Allah : The one Almighty who alone is worthy of worship. 

Cenab-ı Hak buyuruyor:

وَلِلَّهِ الْأَسْمَاءُ الْحُسْنَى فَادْعُوهُ بِهَا وَذَرُوا الَّذِينَ يُلْحِدُونَ فِي أَسْمَائِهِ سَيُجْزَوْنَ مَا كَانُوا يَعْمَلُونَ
"En güzel isimler Allah'ındır. O halde O'na o güzel isimlerle dua edin. Onun isimleri hakkında eğri yola gidenleri bırakın. Onlar yapmakta olduklarının cezasına çarptırılacaklardır." (3)
  • Kur'an'daki Esma'ül Hüsna'dan ilk inen isimdir. Çünkü ilk inen ayet besmeledir. Allah'ın doksan dokuz isminin en büyüğüdür..
  • Hz. Ebu Hüreyre (r.a.) anlatıyor: "Resûlulah (s.a.v.) buyurdular ki: "Allah'ın doksan dokuz ismi vardır. Kim bunları ezberlerse cennete girer. Allah tektir, teki sever."(5)

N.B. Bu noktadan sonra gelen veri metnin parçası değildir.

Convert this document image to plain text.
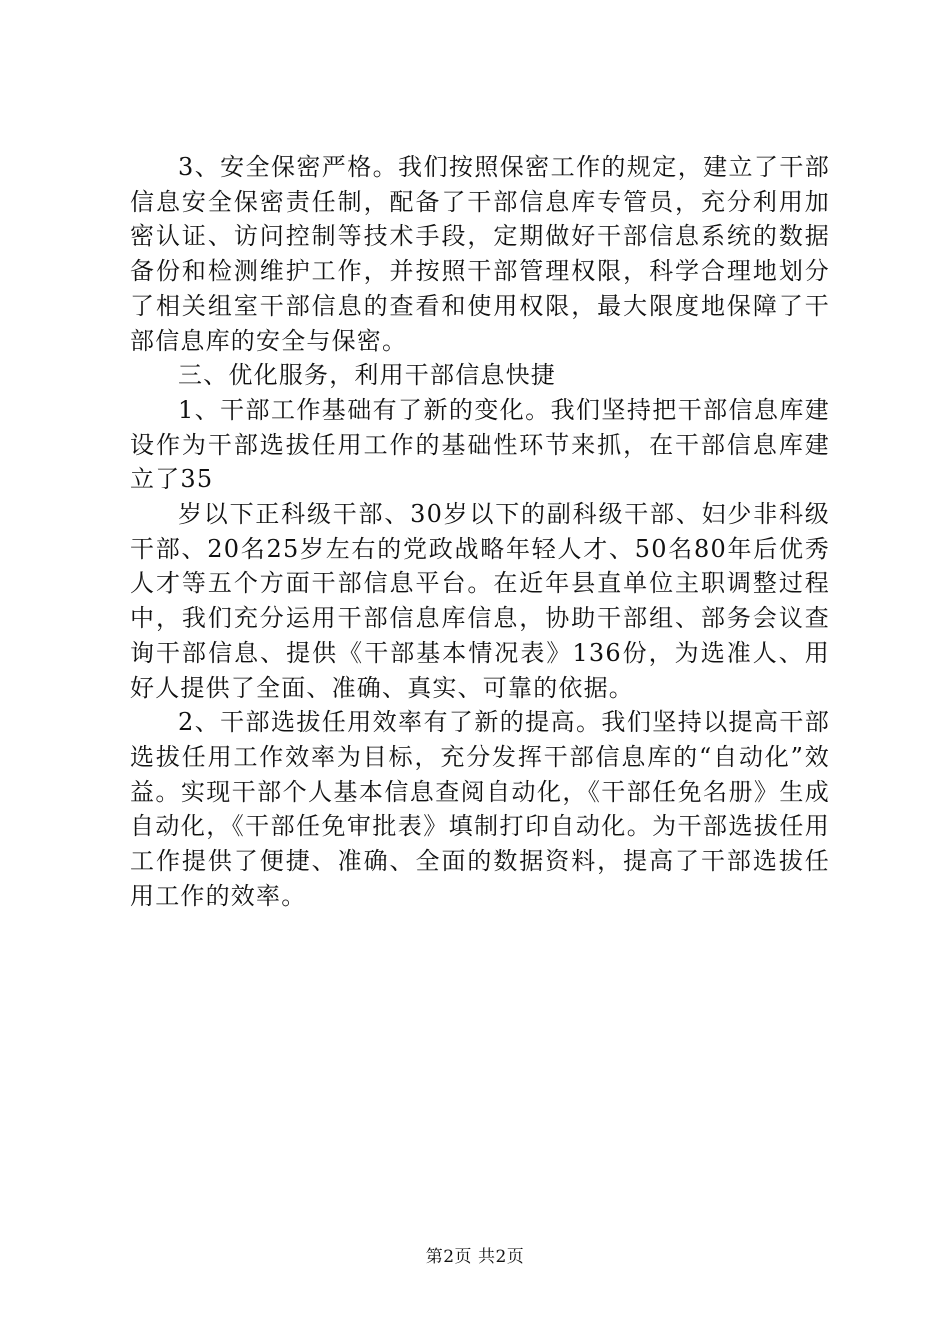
3、安全保密严格。我们按照保密工作的规定，建立了干部信息安全保密责任制，配备了干部信息库专管员，充分利用加密认证、访问控制等技术手段，定期做好干部信息系统的数据备份和检测维护工作，并按照干部管理权限，科学合理地划分了相关组室干部信息的查看和使用权限，最大限度地保障了干部信息库的安全与保密。

三、优化服务，利用干部信息快捷

1、干部工作基础有了新的变化。我们坚持把干部信息库建设作为干部选拔任用工作的基础性环节来抓，在干部信息库建立了35

岁以下正科级干部、30岁以下的副科级干部、妇少非科级干部、20名25岁左右的党政战略年轻人才、50名80年后优秀人才等五个方面干部信息平台。在近年县直单位主职调整过程中，我们充分运用干部信息库信息，协助干部组、部务会议查询干部信息、提供《干部基本情况表》136份，为选准人、用好人提供了全面、准确、真实、可靠的依据。

2、干部选拔任用效率有了新的提高。我们坚持以提高干部选拔任用工作效率为目标，充分发挥干部信息库的“自动化”效益。实现干部个人基本信息查阅自动化，《干部任免名册》生成自动化，《干部任免审批表》填制打印自动化。为干部选拔任用工作提供了便捷、准确、全面的数据资料，提高了干部选拔任用工作的效率。

第2页 共2页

  • Esmâ'ül Hüsna'nın bütün anlamını içinde toplar. Yüce Yaratıcı'nın diğer bütün isimlerini kapsar. Bu  yüzden el-Esmau'l-hüsna olarak bilinen bütün isim ve sıfatlar bu ada  yandırılır. Bu nedenle "Rahman, Rahim, Aziz, Gaffar, Kahir Allah'ın adlarındandır deriz. " Ama Allah, Rahman'ın adlarındandır" demeyiz.(1)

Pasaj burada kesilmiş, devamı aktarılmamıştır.